I have everything except for what I need
Ever heard money can't buy happiness.
I am living proof of this. I have worked and worked to finally be able to afford everything Ive ever wanted in life, but now that I have it , I find myself passionless. I feel as if everyone around me is so extremely enthused and passionate about everything but I can't find that in my body, its almost as if, all I am are my exterior senses. Except now my interior feels like crap. Im not a mean person or anything, Ive done everything I've ever could to help people, I've giving so much to everyone and I've donated years of time to people in need. Ive flown to Nicaragua to help people in need. But for some odd reason, I don't feel happy at all. In everyone's life I find balance, except mine.
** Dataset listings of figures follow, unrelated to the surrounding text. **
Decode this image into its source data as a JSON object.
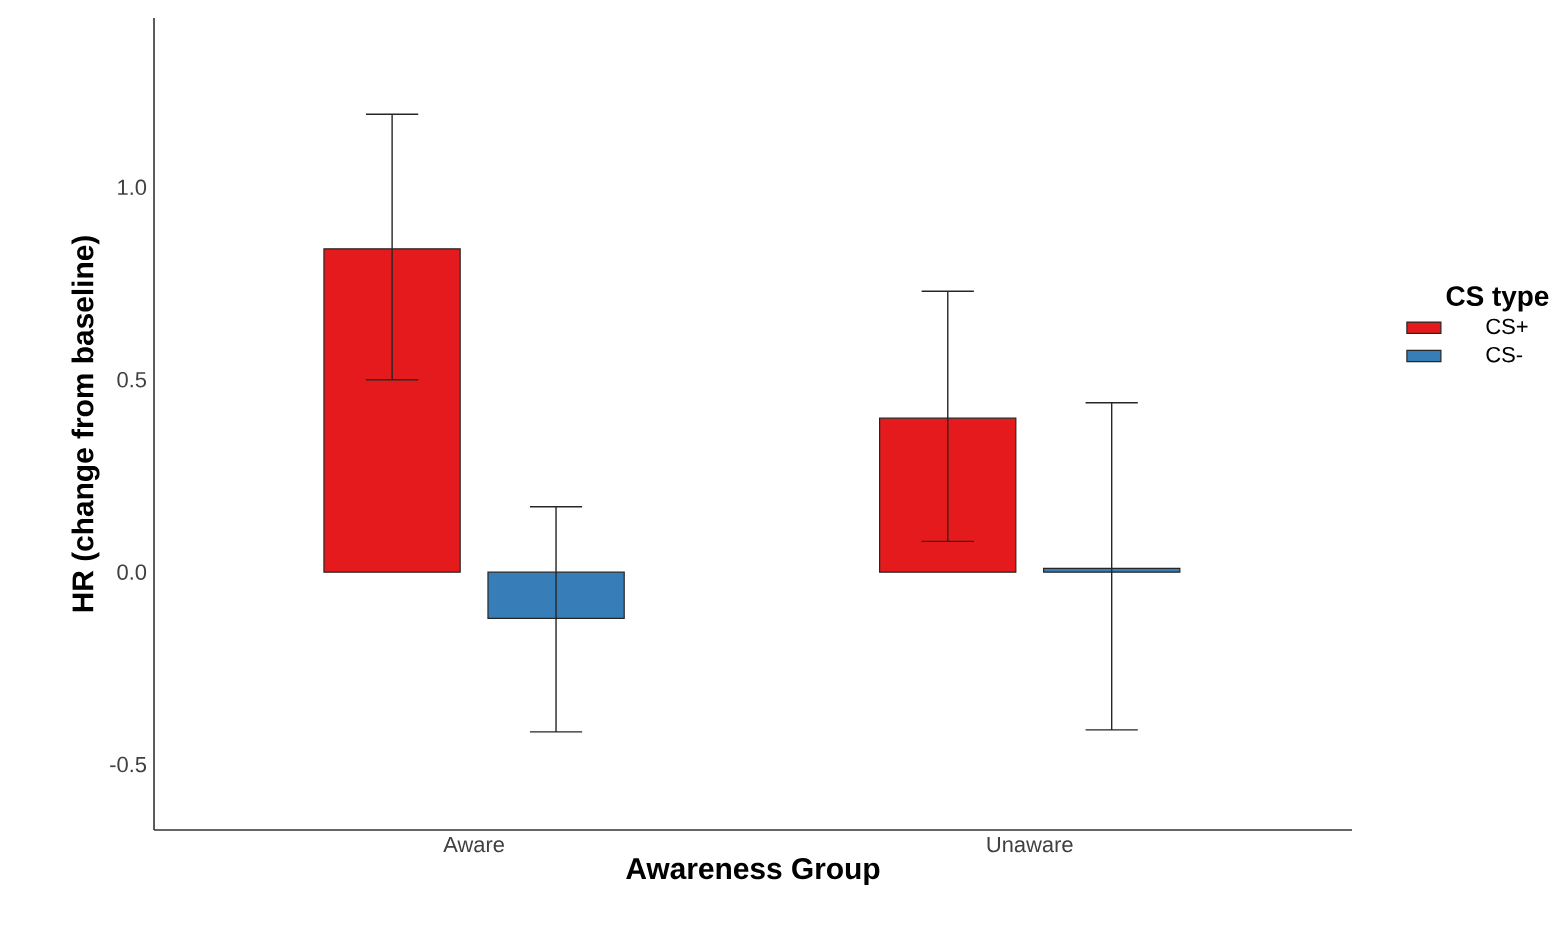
{
  "chart_data": {
    "type": "bar",
    "xlabel": "Awareness Group",
    "ylabel": "HR (change from baseline)",
    "legend_title": "CS type",
    "legend": "right",
    "categories": [
      "Aware",
      "Unaware"
    ],
    "series": [
      {
        "name": "CS+",
        "color": "#e41a1c",
        "values": [
          0.84,
          0.4
        ],
        "errors": [
          [
            0.5,
            1.19
          ],
          [
            0.08,
            0.73
          ]
        ]
      },
      {
        "name": "CS-",
        "color": "#377eb8",
        "values": [
          -0.12,
          0.01
        ],
        "errors": [
          [
            -0.415,
            0.17
          ],
          [
            -0.41,
            0.44
          ]
        ]
      }
    ],
    "ylim": [
      -0.67,
      1.44
    ],
    "yticks": [
      -0.5,
      {
        "value": 0,
        "label": "0.0"
      },
      0.5,
      {
        "value": 1,
        "label": "1.0"
      }
    ],
    "grid": false
  }
}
And they confirm it to, they find a balance between the ill things in life and the good things. I feel as if Ive giving so much and worked so hard only to realize that working so hard for all these things was pointless, and that seen starving children, broke my heart. My childhood having been filled with abuse, and fights, and police and divorce and my teenager life being filled with bullying and bad marks, the only thing I've eveer been good at was filmmaking which I made money in but I don't even like it, Im just good at it. I feel so hopeless, I feel like I'm constantly waiting. Doesn't anyone else feel similar. (btw I'm not depressed or in a depressive state) I'm more annoyed that this is the way things are working for me.